В ту ночь я спала плохо. Я видела чум, у костра кружилась, сверкая бисером, тунгуска, а из угла корчил рожи страшный шаман, завораживая ее и меня… Мне было очень жутко, но ноги мои уже были заворожены — не могли бежать. Потом старый тунгус Пиля, странно похожий лицом на нашу няню, укрывал меня чем то теплым, причитывая при этом…
Шишков часто бывал у родственников и чем старше я становилась, тем жаднее слушала его. Позже, у себя в комнате я рассматривала в большем атласе все места его поездок и карты сразу оживали.
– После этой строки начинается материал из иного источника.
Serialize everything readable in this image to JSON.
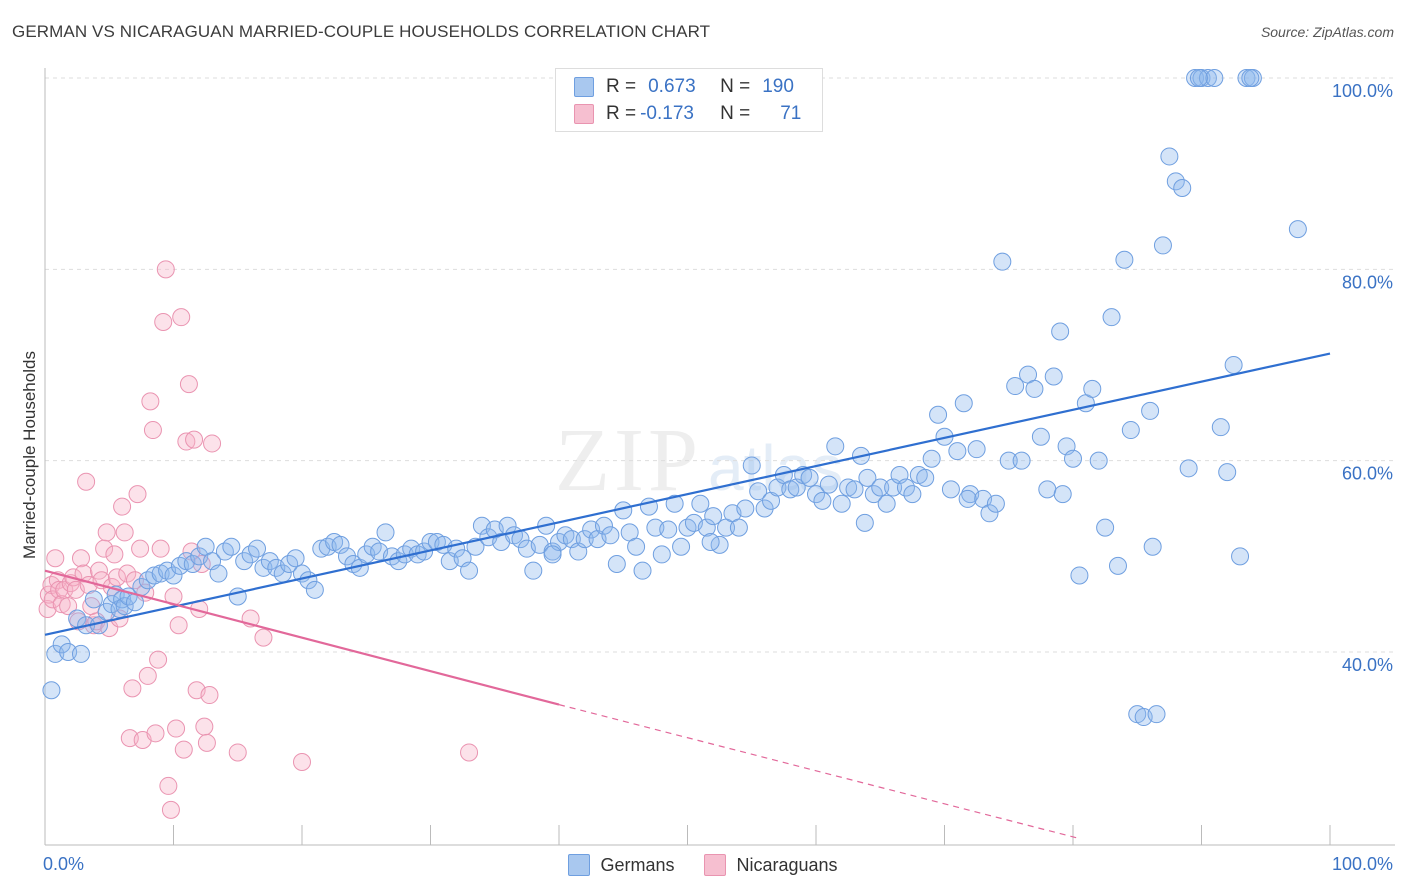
{
  "header": {
    "title": "GERMAN VS NICARAGUAN MARRIED-COUPLE HOUSEHOLDS CORRELATION CHART",
    "source": "Source: ZipAtlas.com"
  },
  "legend": {
    "r_label": "R =",
    "n_label": "N =",
    "rows": [
      {
        "r": "0.673",
        "n": "190",
        "color": "#a9c8ef",
        "border": "#6f9fe0"
      },
      {
        "r": "-0.173",
        "n": "71",
        "color": "#f6bfd0",
        "border": "#e994b0"
      }
    ]
  },
  "colors": {
    "german_fill": "rgba(143,184,236,0.38)",
    "german_stroke": "#6f9fe0",
    "german_line": "#2f6fd0",
    "nicaraguan_fill": "rgba(246,180,200,0.38)",
    "nicaraguan_stroke": "#ea94b1",
    "nicaraguan_line": "#e2689a",
    "axis_text": "#3a72c4",
    "grid": "#dddddd"
  },
  "chart_data": {
    "type": "scatter",
    "title": "GERMAN VS NICARAGUAN MARRIED-COUPLE HOUSEHOLDS CORRELATION CHART",
    "ylabel": "Married-couple Households",
    "xlabel": "",
    "xlim": [
      0,
      100
    ],
    "ylim": [
      21,
      102
    ],
    "x_tick_labels": [
      "0.0%",
      "100.0%"
    ],
    "y_ticks": [
      40,
      60,
      80,
      100
    ],
    "y_tick_labels": [
      "40.0%",
      "60.0%",
      "80.0%",
      "100.0%"
    ],
    "grid": true,
    "legend_position": "top-center",
    "series": [
      {
        "name": "Germans",
        "r": 0.673,
        "n": 190,
        "trend": [
          [
            0,
            41.8
          ],
          [
            100,
            71.2
          ]
        ],
        "points": [
          [
            0.5,
            36
          ],
          [
            0.8,
            39.8
          ],
          [
            1.3,
            40.8
          ],
          [
            1.8,
            40
          ],
          [
            2.5,
            43.5
          ],
          [
            2.8,
            39.8
          ],
          [
            3.2,
            42.8
          ],
          [
            3.8,
            45.5
          ],
          [
            4.2,
            42.8
          ],
          [
            4.8,
            44.2
          ],
          [
            5.2,
            45
          ],
          [
            5.5,
            46
          ],
          [
            5.8,
            44.5
          ],
          [
            6,
            45.5
          ],
          [
            6.2,
            44.8
          ],
          [
            6.5,
            45.8
          ],
          [
            7,
            45.2
          ],
          [
            7.5,
            46.8
          ],
          [
            8,
            47.5
          ],
          [
            8.5,
            48
          ],
          [
            9,
            48.2
          ],
          [
            9.5,
            48.5
          ],
          [
            10,
            48
          ],
          [
            10.5,
            49
          ],
          [
            11,
            49.5
          ],
          [
            11.5,
            49.2
          ],
          [
            12,
            50
          ],
          [
            12.5,
            51
          ],
          [
            13,
            49.5
          ],
          [
            13.5,
            48.2
          ],
          [
            14,
            50.5
          ],
          [
            14.5,
            51
          ],
          [
            15,
            45.8
          ],
          [
            15.5,
            49.5
          ],
          [
            16,
            50.2
          ],
          [
            16.5,
            50.8
          ],
          [
            17,
            48.8
          ],
          [
            17.5,
            49.5
          ],
          [
            18,
            48.8
          ],
          [
            18.5,
            48.2
          ],
          [
            19,
            49.2
          ],
          [
            19.5,
            49.8
          ],
          [
            20,
            48.2
          ],
          [
            20.5,
            47.5
          ],
          [
            21,
            46.5
          ],
          [
            21.5,
            50.8
          ],
          [
            22,
            51
          ],
          [
            22.5,
            51.5
          ],
          [
            23,
            51.2
          ],
          [
            23.5,
            50
          ],
          [
            24,
            49.2
          ],
          [
            24.5,
            48.8
          ],
          [
            25,
            50.2
          ],
          [
            25.5,
            51
          ],
          [
            26,
            50.5
          ],
          [
            26.5,
            52.5
          ],
          [
            27,
            50
          ],
          [
            27.5,
            49.5
          ],
          [
            28,
            50.2
          ],
          [
            28.5,
            50.8
          ],
          [
            29,
            50.2
          ],
          [
            29.5,
            50.5
          ],
          [
            30,
            51.5
          ],
          [
            30.5,
            51.5
          ],
          [
            31,
            51.2
          ],
          [
            31.5,
            49.5
          ],
          [
            32,
            50.8
          ],
          [
            32.5,
            49.8
          ],
          [
            33,
            48.5
          ],
          [
            33.5,
            51
          ],
          [
            34,
            53.2
          ],
          [
            34.5,
            52
          ],
          [
            35,
            52.8
          ],
          [
            35.5,
            51.5
          ],
          [
            36,
            53.2
          ],
          [
            36.5,
            52.2
          ],
          [
            37,
            51.8
          ],
          [
            37.5,
            50.8
          ],
          [
            38,
            48.5
          ],
          [
            38.5,
            51.2
          ],
          [
            39,
            53.2
          ],
          [
            39.5,
            50.5
          ],
          [
            40,
            51.5
          ],
          [
            40.5,
            52.2
          ],
          [
            41,
            51.8
          ],
          [
            41.5,
            50.5
          ],
          [
            42,
            51.8
          ],
          [
            42.5,
            52.8
          ],
          [
            43,
            51.8
          ],
          [
            43.5,
            53.2
          ],
          [
            44,
            52.2
          ],
          [
            44.5,
            49.2
          ],
          [
            45,
            54.8
          ],
          [
            45.5,
            52.5
          ],
          [
            46,
            51
          ],
          [
            46.5,
            48.5
          ],
          [
            47,
            55.2
          ],
          [
            47.5,
            53
          ],
          [
            48,
            50.2
          ],
          [
            48.5,
            52.8
          ],
          [
            49,
            55.5
          ],
          [
            49.5,
            51
          ],
          [
            50,
            53
          ],
          [
            50.5,
            53.5
          ],
          [
            51,
            55.5
          ],
          [
            51.5,
            53
          ],
          [
            52,
            54.2
          ],
          [
            52.5,
            51.2
          ],
          [
            53,
            53
          ],
          [
            53.5,
            54.5
          ],
          [
            54,
            53
          ],
          [
            54.5,
            55
          ],
          [
            55,
            59.5
          ],
          [
            55.5,
            56.8
          ],
          [
            56,
            55
          ],
          [
            56.5,
            55.8
          ],
          [
            57,
            57.2
          ],
          [
            57.5,
            58.5
          ],
          [
            58,
            57
          ],
          [
            58.5,
            57.2
          ],
          [
            59,
            58.5
          ],
          [
            59.5,
            58.2
          ],
          [
            60,
            56.5
          ],
          [
            60.5,
            55.8
          ],
          [
            61,
            57.5
          ],
          [
            61.5,
            61.5
          ],
          [
            62,
            55.5
          ],
          [
            62.5,
            57.2
          ],
          [
            63,
            57
          ],
          [
            63.5,
            60.5
          ],
          [
            64,
            58.2
          ],
          [
            64.5,
            56.5
          ],
          [
            65,
            57.2
          ],
          [
            65.5,
            55.5
          ],
          [
            66,
            57.2
          ],
          [
            66.5,
            58.5
          ],
          [
            67,
            57.2
          ],
          [
            67.5,
            56.5
          ],
          [
            68,
            58.5
          ],
          [
            68.5,
            58.2
          ],
          [
            69,
            60.2
          ],
          [
            69.5,
            64.8
          ],
          [
            70,
            62.5
          ],
          [
            70.5,
            57
          ],
          [
            71,
            61
          ],
          [
            71.5,
            66
          ],
          [
            72,
            56.5
          ],
          [
            72.5,
            61.2
          ],
          [
            73,
            56
          ],
          [
            73.5,
            54.5
          ],
          [
            74,
            55.5
          ],
          [
            74.5,
            80.8
          ],
          [
            75,
            60
          ],
          [
            75.5,
            67.8
          ],
          [
            76,
            60
          ],
          [
            76.5,
            69
          ],
          [
            77,
            67.5
          ],
          [
            77.5,
            62.5
          ],
          [
            78,
            57
          ],
          [
            78.5,
            68.8
          ],
          [
            79,
            73.5
          ],
          [
            79.5,
            61.5
          ],
          [
            80,
            60.2
          ],
          [
            80.5,
            48
          ],
          [
            81,
            66
          ],
          [
            81.5,
            67.5
          ],
          [
            82,
            60
          ],
          [
            82.5,
            53
          ],
          [
            83,
            75
          ],
          [
            83.5,
            49
          ],
          [
            84,
            81
          ],
          [
            84.5,
            63.2
          ],
          [
            85,
            33.5
          ],
          [
            85.5,
            33.2
          ],
          [
            86,
            65.2
          ],
          [
            86.5,
            33.5
          ],
          [
            87,
            82.5
          ],
          [
            87.5,
            91.8
          ],
          [
            88,
            89.2
          ],
          [
            88.5,
            88.5
          ],
          [
            89,
            59.2
          ],
          [
            89.5,
            100
          ],
          [
            90,
            100
          ],
          [
            90.5,
            100
          ],
          [
            91,
            100
          ],
          [
            91.5,
            63.5
          ],
          [
            92,
            58.8
          ],
          [
            92.5,
            70
          ],
          [
            93,
            50
          ],
          [
            93.5,
            100
          ],
          [
            94,
            100
          ],
          [
            97.5,
            84.2
          ],
          [
            93.8,
            100
          ],
          [
            89.8,
            100
          ],
          [
            86.2,
            51
          ],
          [
            79.2,
            56.5
          ],
          [
            71.8,
            56
          ],
          [
            63.8,
            53.5
          ],
          [
            51.8,
            51.5
          ],
          [
            39.5,
            50.2
          ]
        ]
      },
      {
        "name": "Nicaraguans",
        "r": -0.173,
        "n": 71,
        "trend": [
          [
            0,
            48.5
          ],
          [
            40,
            34.5
          ]
        ],
        "trend_dashed": [
          [
            40,
            34.5
          ],
          [
            80.5,
            20.5
          ]
        ],
        "points": [
          [
            0.2,
            44.5
          ],
          [
            0.3,
            46
          ],
          [
            0.5,
            47
          ],
          [
            0.6,
            45.5
          ],
          [
            0.8,
            49.8
          ],
          [
            1,
            47.5
          ],
          [
            1.1,
            46.5
          ],
          [
            1.3,
            45
          ],
          [
            1.5,
            46.5
          ],
          [
            1.8,
            44.8
          ],
          [
            2,
            47.2
          ],
          [
            2.2,
            47.8
          ],
          [
            2.4,
            46.5
          ],
          [
            2.6,
            43.2
          ],
          [
            2.8,
            49.8
          ],
          [
            3,
            48.2
          ],
          [
            3.2,
            57.8
          ],
          [
            3.4,
            47
          ],
          [
            3.6,
            44.8
          ],
          [
            3.8,
            42.8
          ],
          [
            4,
            43.2
          ],
          [
            4.2,
            48.5
          ],
          [
            4.4,
            47.5
          ],
          [
            4.6,
            50.8
          ],
          [
            4.8,
            52.5
          ],
          [
            5,
            42.5
          ],
          [
            5.2,
            46.8
          ],
          [
            5.4,
            50.2
          ],
          [
            5.6,
            47.8
          ],
          [
            5.8,
            43.5
          ],
          [
            6,
            55.2
          ],
          [
            6.2,
            52.5
          ],
          [
            6.4,
            48.2
          ],
          [
            6.6,
            31
          ],
          [
            6.8,
            36.2
          ],
          [
            7,
            47.5
          ],
          [
            7.2,
            56.5
          ],
          [
            7.4,
            50.8
          ],
          [
            7.6,
            30.8
          ],
          [
            7.8,
            46.2
          ],
          [
            8,
            37.5
          ],
          [
            8.2,
            66.2
          ],
          [
            8.4,
            63.2
          ],
          [
            8.6,
            31.5
          ],
          [
            8.8,
            39.2
          ],
          [
            9,
            50.8
          ],
          [
            9.2,
            74.5
          ],
          [
            9.4,
            80
          ],
          [
            9.6,
            26
          ],
          [
            9.8,
            23.5
          ],
          [
            10,
            45.8
          ],
          [
            10.2,
            32
          ],
          [
            10.4,
            42.8
          ],
          [
            10.6,
            75
          ],
          [
            10.8,
            29.8
          ],
          [
            11,
            62
          ],
          [
            11.2,
            68
          ],
          [
            11.4,
            50.5
          ],
          [
            11.6,
            62.2
          ],
          [
            11.8,
            36
          ],
          [
            12,
            44.5
          ],
          [
            12.2,
            49.2
          ],
          [
            12.4,
            32.2
          ],
          [
            12.6,
            30.5
          ],
          [
            12.8,
            35.5
          ],
          [
            13,
            61.8
          ],
          [
            15,
            29.5
          ],
          [
            16,
            43.5
          ],
          [
            17,
            41.5
          ],
          [
            20,
            28.5
          ],
          [
            33,
            29.5
          ]
        ]
      }
    ]
  }
}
На берегах Иртыша, Оби, Енисея и Лены — я видела селения из крепко сколоченных бревенчатых домов. В зелени тайги я искала закоптелые избушки святых и мудрых старцев, молящихся за грешный мир, и на холмах мне мерещились тунгусские чумы и в оврагах землянки таежных бродяг.
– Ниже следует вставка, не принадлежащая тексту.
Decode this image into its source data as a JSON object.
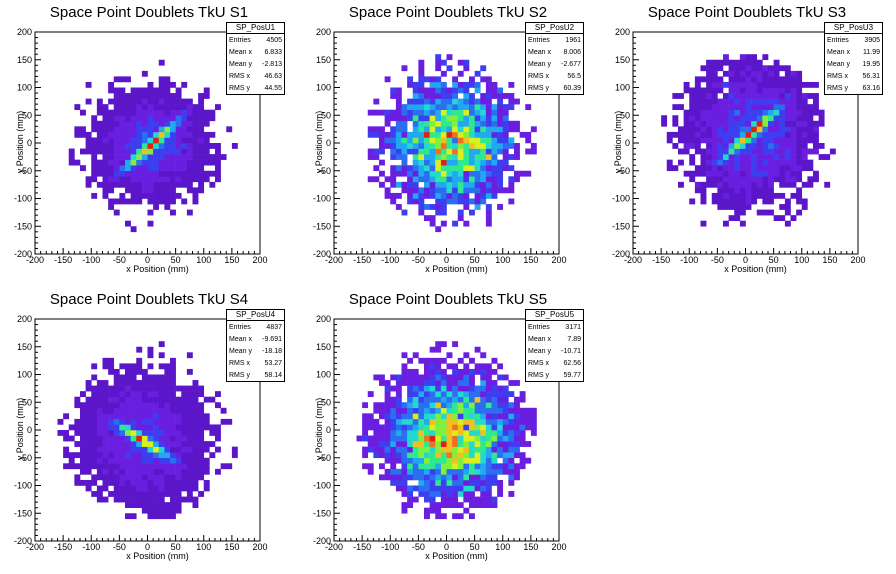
{
  "chart_data": [
    {
      "type": "heatmap",
      "title": "Space Point Doublets TkU S1",
      "xlabel": "x Position (mm)",
      "ylabel": "y Position (mm)",
      "xlim": [
        -200,
        200
      ],
      "ylim": [
        -200,
        200
      ],
      "xticks": [
        "-200",
        "-150",
        "-100",
        "-50",
        "0",
        "50",
        "100",
        "150",
        "200"
      ],
      "yticks": [
        "200",
        "150",
        "100",
        "50",
        "0",
        "-50",
        "-100",
        "-150",
        "-200"
      ],
      "stats": {
        "name": "SP_PosU1",
        "rows": [
          [
            "Entries",
            "4505"
          ],
          [
            "Mean x",
            "6.833"
          ],
          [
            "Mean y",
            "-2.813"
          ],
          [
            "RMS x",
            "46.63"
          ],
          [
            "RMS y",
            "44.55"
          ]
        ]
      },
      "pattern": {
        "entries": 4505,
        "mean_x": 6.833,
        "mean_y": -2.813,
        "rms_x": 46.63,
        "rms_y": 44.55,
        "band_slope": 0.9,
        "band_strength": 0.9
      }
    },
    {
      "type": "heatmap",
      "title": "Space Point Doublets TkU S2",
      "xlabel": "x Position (mm)",
      "ylabel": "y Position (mm)",
      "xlim": [
        -200,
        200
      ],
      "ylim": [
        -200,
        200
      ],
      "xticks": [
        "-200",
        "-150",
        "-100",
        "-50",
        "0",
        "50",
        "100",
        "150",
        "200"
      ],
      "yticks": [
        "200",
        "150",
        "100",
        "50",
        "0",
        "-50",
        "-100",
        "-150",
        "-200"
      ],
      "stats": {
        "name": "SP_PosU2",
        "rows": [
          [
            "Entries",
            "1961"
          ],
          [
            "Mean x",
            "8.006"
          ],
          [
            "Mean y",
            "-2.677"
          ],
          [
            "RMS x",
            "56.5"
          ],
          [
            "RMS y",
            "60.39"
          ]
        ]
      },
      "pattern": {
        "entries": 1961,
        "mean_x": 8.006,
        "mean_y": -2.677,
        "rms_x": 56.5,
        "rms_y": 60.39,
        "band_slope": 0.0,
        "band_strength": 0.0
      }
    },
    {
      "type": "heatmap",
      "title": "Space Point Doublets TkU S3",
      "xlabel": "x Position (mm)",
      "ylabel": "y Position (mm)",
      "xlim": [
        -200,
        200
      ],
      "ylim": [
        -200,
        200
      ],
      "xticks": [
        "-200",
        "-150",
        "-100",
        "-50",
        "0",
        "50",
        "100",
        "150",
        "200"
      ],
      "yticks": [
        "200",
        "150",
        "100",
        "50",
        "0",
        "-50",
        "-100",
        "-150",
        "-200"
      ],
      "stats": {
        "name": "SP_PosU3",
        "rows": [
          [
            "Entries",
            "3905"
          ],
          [
            "Mean x",
            "11.99"
          ],
          [
            "Mean y",
            "19.95"
          ],
          [
            "RMS x",
            "56.31"
          ],
          [
            "RMS y",
            "63.16"
          ]
        ]
      },
      "pattern": {
        "entries": 3905,
        "mean_x": 11.99,
        "mean_y": 19.95,
        "rms_x": 56.31,
        "rms_y": 63.16,
        "band_slope": 0.9,
        "band_strength": 0.7
      }
    },
    {
      "type": "heatmap",
      "title": "Space Point Doublets TkU S4",
      "xlabel": "x Position (mm)",
      "ylabel": "y Position (mm)",
      "xlim": [
        -200,
        200
      ],
      "ylim": [
        -200,
        200
      ],
      "xticks": [
        "-200",
        "-150",
        "-100",
        "-50",
        "0",
        "50",
        "100",
        "150",
        "200"
      ],
      "yticks": [
        "200",
        "150",
        "100",
        "50",
        "0",
        "-50",
        "-100",
        "-150",
        "-200"
      ],
      "stats": {
        "name": "SP_PosU4",
        "rows": [
          [
            "Entries",
            "4837"
          ],
          [
            "Mean x",
            "-9.691"
          ],
          [
            "Mean y",
            "-18.18"
          ],
          [
            "RMS x",
            "53.27"
          ],
          [
            "RMS y",
            "58.14"
          ]
        ]
      },
      "pattern": {
        "entries": 4837,
        "mean_x": -9.691,
        "mean_y": -18.18,
        "rms_x": 53.27,
        "rms_y": 58.14,
        "band_slope": -0.6,
        "band_strength": 0.9
      }
    },
    {
      "type": "heatmap",
      "title": "Space Point Doublets TkU S5",
      "xlabel": "x Position (mm)",
      "ylabel": "y Position (mm)",
      "xlim": [
        -200,
        200
      ],
      "ylim": [
        -200,
        200
      ],
      "xticks": [
        "-200",
        "-150",
        "-100",
        "-50",
        "0",
        "50",
        "100",
        "150",
        "200"
      ],
      "yticks": [
        "200",
        "150",
        "100",
        "50",
        "0",
        "-50",
        "-100",
        "-150",
        "-200"
      ],
      "stats": {
        "name": "SP_PosU5",
        "rows": [
          [
            "Entries",
            "3171"
          ],
          [
            "Mean x",
            "7.89"
          ],
          [
            "Mean y",
            "-10.71"
          ],
          [
            "RMS x",
            "62.56"
          ],
          [
            "RMS y",
            "59.77"
          ]
        ]
      },
      "pattern": {
        "entries": 3171,
        "mean_x": 7.89,
        "mean_y": -10.71,
        "rms_x": 62.56,
        "rms_y": 59.77,
        "band_slope": 0.0,
        "band_strength": 0.0
      }
    }
  ],
  "colors": {
    "palette": [
      "#5a16c8",
      "#6a1fe0",
      "#3c3ef0",
      "#2a6ff0",
      "#20a8f0",
      "#22d8d0",
      "#30e890",
      "#80f040",
      "#d8f020",
      "#f0c020",
      "#f07020",
      "#e02010"
    ]
  }
}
Вячеслав Яковлевич не только заинтересовал меня Сибирью и заставил изучать ее, но он заразил меня своей крепкой и душевной любовью к людям — я стала приглядываться к ним, понимать их.
«Я никогда, ни на один день не представляю себе свои личные радости и горести, а тем более свою писательскую судьбу — вне судьбы народа», часто говорил он.
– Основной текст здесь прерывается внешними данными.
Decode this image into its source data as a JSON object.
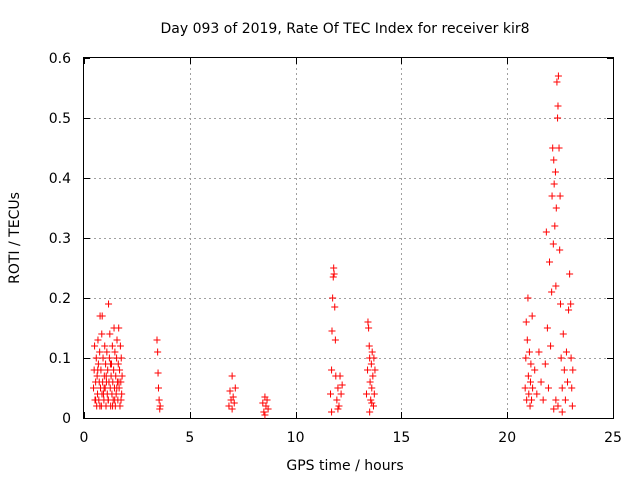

Он действительно был народным писателем. И очень крупным. Но советские критики, до последней войны, всегда старались умалить его творчество, проникнутое любовью к нашему народу.
Между тем, по богатству языка, разнообразию и жизненности своих героев — Шишков стоит в одном ряду с М.Горьким. Но условия, в которых развивалась и протекала творческая деятельность этих двух писателей, были разные:- Горький начал писать гораздо раньше и достиг в предреволюционные годы полного расцвета своего таланта. Шишков напечатал в 1913 г. свои первые рассказы «Краля», «Помолись», и его первый роман «Тайга» появился только в конце семнадцатого года. В дальнейшем его могучий талант все время загонялся в узкие рамки советских установок, дабы сделать писателя «созвучным великой сталинской эпохе».
И действующие лица произведеий Шишкова были те же, что и у Горького: ремесленники, крестьяне, служилые люди, купечество. А также таежные бродяги, беглый люд, каторжники. Но в отличие от М.Горького, Шишков находил в мировозрении русского народа, прежде всего, тягу к Богу и поиски своей народной правды, правды, построенной не- на догматах социалистических учений, а на исконно русских религиозно-нравственных устоях.
Описывая дикую таежную жизнь, писатель раскрывал всю многосторонность, противоречивость и широту русской души. Но темная злоба, грех, никогда не забивает в ней жажды подвига, самопожертвования. В ней всегда живет стремление к очищению от зла — тяга к добру.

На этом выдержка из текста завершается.